Chlorhexidine to Reduce Newborn Mortality

New ‘Trending Topic’ Collection in Health COMpass: Chlorhexidine to Reduce Newborn Mortality

A baby’s first day of life should not be dangerous – but it is in countries that lack access to a simple antiseptic.

Every year, nearly 3 million babies die within the first month of life, with 1 million of these deaths occurring on the day of birth. Approximately 13% of these deaths are due to infection, and many of these infections come from the contamination of the umbilical cord. The newly cut umbilical cord is an entry point for bacteria that can quickly colonize and spread to the surrounding tissues and blood stream. Ensuring optimal cord care at birth and in the first week of life, especially is settings with poor hygiene, is thus a crucial strategy for saving newborn lives. For many years, the World Health Organization (WHO) has recommended the use of antiseptics for cord care in poor hygiene settings, and in 2013, new guidelines strengthened that advice by specifically recommending the use of 7.1% chlorhexidine digluconate delivering 4% chlorhexidine.

Listed as one of the simple solutions to saving newborn lives by the Gates Foundation and included as a life-saving commodity by a UN Commission for women’s and children’s health, the use of chlorhexidine is catching on. With the potential to prevent hundreds of thousands of neonatal deaths annually, chlorhexidine represents a simple technology that works, with trials in Bangladesh, Nepal, and Pakistan showing it as an effective and inexpensive antiseptic for umbilical cord care.

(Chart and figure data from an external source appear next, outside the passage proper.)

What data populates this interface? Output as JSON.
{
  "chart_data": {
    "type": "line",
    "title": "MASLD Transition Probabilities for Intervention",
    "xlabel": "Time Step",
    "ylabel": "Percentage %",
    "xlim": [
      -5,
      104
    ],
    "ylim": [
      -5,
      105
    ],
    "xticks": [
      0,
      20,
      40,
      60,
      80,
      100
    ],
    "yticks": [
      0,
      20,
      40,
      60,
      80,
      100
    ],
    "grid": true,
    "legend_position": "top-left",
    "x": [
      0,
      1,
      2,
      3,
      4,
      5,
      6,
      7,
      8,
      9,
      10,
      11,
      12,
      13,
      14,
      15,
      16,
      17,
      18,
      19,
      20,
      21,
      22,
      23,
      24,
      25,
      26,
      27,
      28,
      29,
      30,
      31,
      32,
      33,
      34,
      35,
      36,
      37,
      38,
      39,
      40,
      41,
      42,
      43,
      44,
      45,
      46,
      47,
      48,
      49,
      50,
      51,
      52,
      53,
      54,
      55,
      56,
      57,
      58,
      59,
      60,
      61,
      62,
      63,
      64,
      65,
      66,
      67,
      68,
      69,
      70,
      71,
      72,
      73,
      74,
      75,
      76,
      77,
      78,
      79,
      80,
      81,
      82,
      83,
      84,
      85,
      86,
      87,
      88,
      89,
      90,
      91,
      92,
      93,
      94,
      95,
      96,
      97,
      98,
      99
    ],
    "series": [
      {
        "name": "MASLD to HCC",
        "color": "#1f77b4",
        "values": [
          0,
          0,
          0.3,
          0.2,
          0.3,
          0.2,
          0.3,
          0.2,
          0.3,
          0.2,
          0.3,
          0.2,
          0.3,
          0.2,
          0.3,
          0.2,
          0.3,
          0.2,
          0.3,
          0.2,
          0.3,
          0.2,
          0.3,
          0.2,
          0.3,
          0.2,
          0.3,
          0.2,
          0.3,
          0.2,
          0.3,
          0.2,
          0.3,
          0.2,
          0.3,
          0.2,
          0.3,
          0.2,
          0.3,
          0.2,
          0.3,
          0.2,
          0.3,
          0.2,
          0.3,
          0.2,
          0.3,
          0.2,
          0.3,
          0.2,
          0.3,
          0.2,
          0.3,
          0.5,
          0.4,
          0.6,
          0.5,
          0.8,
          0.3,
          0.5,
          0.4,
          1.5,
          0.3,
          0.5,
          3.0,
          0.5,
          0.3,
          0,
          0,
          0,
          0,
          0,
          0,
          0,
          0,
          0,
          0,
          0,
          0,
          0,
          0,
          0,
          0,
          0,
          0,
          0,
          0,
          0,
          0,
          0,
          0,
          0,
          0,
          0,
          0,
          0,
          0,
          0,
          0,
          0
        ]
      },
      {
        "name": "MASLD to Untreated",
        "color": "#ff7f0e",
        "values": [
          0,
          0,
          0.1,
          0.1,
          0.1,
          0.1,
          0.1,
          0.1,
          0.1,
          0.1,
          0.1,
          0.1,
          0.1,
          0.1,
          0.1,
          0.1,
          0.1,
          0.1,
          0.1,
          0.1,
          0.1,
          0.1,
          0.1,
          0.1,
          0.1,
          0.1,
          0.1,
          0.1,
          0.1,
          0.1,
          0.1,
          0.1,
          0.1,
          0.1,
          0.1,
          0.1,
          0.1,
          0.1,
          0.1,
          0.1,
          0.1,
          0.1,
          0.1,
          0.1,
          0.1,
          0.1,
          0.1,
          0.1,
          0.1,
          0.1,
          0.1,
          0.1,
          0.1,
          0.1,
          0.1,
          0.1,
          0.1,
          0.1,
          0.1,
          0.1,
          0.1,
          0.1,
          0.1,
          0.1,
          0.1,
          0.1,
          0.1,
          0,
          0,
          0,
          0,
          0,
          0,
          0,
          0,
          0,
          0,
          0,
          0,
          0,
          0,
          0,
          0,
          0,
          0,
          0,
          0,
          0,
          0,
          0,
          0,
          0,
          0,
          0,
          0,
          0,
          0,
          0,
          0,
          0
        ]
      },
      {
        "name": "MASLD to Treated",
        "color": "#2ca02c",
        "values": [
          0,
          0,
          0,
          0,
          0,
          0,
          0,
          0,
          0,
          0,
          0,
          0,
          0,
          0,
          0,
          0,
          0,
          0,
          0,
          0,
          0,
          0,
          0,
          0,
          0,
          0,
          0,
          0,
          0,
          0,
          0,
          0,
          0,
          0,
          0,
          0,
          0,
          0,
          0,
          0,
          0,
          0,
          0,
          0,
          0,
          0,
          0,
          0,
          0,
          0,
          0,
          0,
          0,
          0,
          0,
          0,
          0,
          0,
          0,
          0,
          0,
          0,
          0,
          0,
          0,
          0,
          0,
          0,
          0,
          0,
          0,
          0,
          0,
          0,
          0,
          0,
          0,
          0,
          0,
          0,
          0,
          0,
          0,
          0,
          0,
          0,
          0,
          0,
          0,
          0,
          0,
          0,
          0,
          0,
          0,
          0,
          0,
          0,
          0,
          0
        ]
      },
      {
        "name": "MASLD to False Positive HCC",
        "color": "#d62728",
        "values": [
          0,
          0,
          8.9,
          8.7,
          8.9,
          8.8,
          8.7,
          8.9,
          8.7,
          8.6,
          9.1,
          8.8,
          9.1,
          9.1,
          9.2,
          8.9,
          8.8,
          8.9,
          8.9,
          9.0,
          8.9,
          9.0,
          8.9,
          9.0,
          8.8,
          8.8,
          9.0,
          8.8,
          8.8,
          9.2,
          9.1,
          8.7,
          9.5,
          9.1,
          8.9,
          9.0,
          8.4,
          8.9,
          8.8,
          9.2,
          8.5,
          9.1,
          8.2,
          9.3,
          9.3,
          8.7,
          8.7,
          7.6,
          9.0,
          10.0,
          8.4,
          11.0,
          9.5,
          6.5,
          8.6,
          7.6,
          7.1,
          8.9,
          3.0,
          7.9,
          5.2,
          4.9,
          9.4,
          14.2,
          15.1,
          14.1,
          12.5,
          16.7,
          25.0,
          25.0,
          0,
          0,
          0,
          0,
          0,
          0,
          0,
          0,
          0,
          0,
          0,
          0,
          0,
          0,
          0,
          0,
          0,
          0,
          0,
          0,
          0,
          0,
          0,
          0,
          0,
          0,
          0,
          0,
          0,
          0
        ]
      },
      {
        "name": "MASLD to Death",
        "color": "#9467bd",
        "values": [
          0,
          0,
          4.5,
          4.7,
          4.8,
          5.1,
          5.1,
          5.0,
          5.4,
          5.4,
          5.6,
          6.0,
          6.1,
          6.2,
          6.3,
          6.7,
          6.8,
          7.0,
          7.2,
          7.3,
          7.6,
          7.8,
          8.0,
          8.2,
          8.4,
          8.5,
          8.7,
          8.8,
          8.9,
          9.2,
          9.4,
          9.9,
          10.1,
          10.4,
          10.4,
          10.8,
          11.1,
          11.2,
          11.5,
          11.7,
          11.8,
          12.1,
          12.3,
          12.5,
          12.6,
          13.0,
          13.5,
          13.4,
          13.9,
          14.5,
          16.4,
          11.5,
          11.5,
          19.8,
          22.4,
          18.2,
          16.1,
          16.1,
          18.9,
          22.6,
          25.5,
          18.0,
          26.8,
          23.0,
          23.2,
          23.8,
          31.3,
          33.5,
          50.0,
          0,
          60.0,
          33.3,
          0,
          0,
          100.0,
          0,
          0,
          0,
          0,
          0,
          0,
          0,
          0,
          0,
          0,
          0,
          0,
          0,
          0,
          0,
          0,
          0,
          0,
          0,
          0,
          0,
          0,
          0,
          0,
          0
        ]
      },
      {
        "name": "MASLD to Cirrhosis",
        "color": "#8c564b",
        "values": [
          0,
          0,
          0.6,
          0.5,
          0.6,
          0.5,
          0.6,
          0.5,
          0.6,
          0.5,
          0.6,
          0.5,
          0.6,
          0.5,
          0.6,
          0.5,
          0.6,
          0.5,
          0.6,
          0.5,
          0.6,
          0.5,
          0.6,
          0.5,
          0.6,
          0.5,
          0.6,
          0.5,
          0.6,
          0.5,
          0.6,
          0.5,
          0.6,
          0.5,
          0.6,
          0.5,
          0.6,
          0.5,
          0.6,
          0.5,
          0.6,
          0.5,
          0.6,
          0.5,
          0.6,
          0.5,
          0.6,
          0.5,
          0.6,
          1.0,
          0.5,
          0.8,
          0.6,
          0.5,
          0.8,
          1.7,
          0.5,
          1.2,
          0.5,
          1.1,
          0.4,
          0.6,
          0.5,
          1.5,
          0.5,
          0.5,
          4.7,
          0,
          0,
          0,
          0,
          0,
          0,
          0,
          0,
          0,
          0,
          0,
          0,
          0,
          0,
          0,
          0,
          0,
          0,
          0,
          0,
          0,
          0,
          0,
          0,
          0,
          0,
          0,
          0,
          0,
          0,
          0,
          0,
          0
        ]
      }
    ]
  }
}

In late 2011, Nepal became the first country to introduce chlorhexidine at scale for umbilical cord card. Many countries are now following Nepal’s lead and have begun pilot implementation plans for introducing chlorhexidine into their national health programs.

With the introduction of a new commodity comes the need to introduce a new health behavior- a minimum of one application of chlorhexidine to the umbilical stump following delivery. And with the introduction of a new health behavior comes the need for SBCC materials and tools not only for explaining how, where and when to use it but also for creating demand for and increasing use of this life saving gel or liquid.

In this Trending Topic: Chlorhexidine to Reduce Newborn Mortality, HC3’s Health COMpass team presents a few of the resources already available to help guide SBCC programming for chlorhexidine, from materials needed to train service providers on use to communication strategies for creating demand.  As a “Trending Topic” just now catching on globally, many more materials are probably currently in the works. We welcome your submission of these resources to the Health COMpass and look forward to sharing experiences in developing quality SBCC materials for chlorhexidine and improving neonatal health.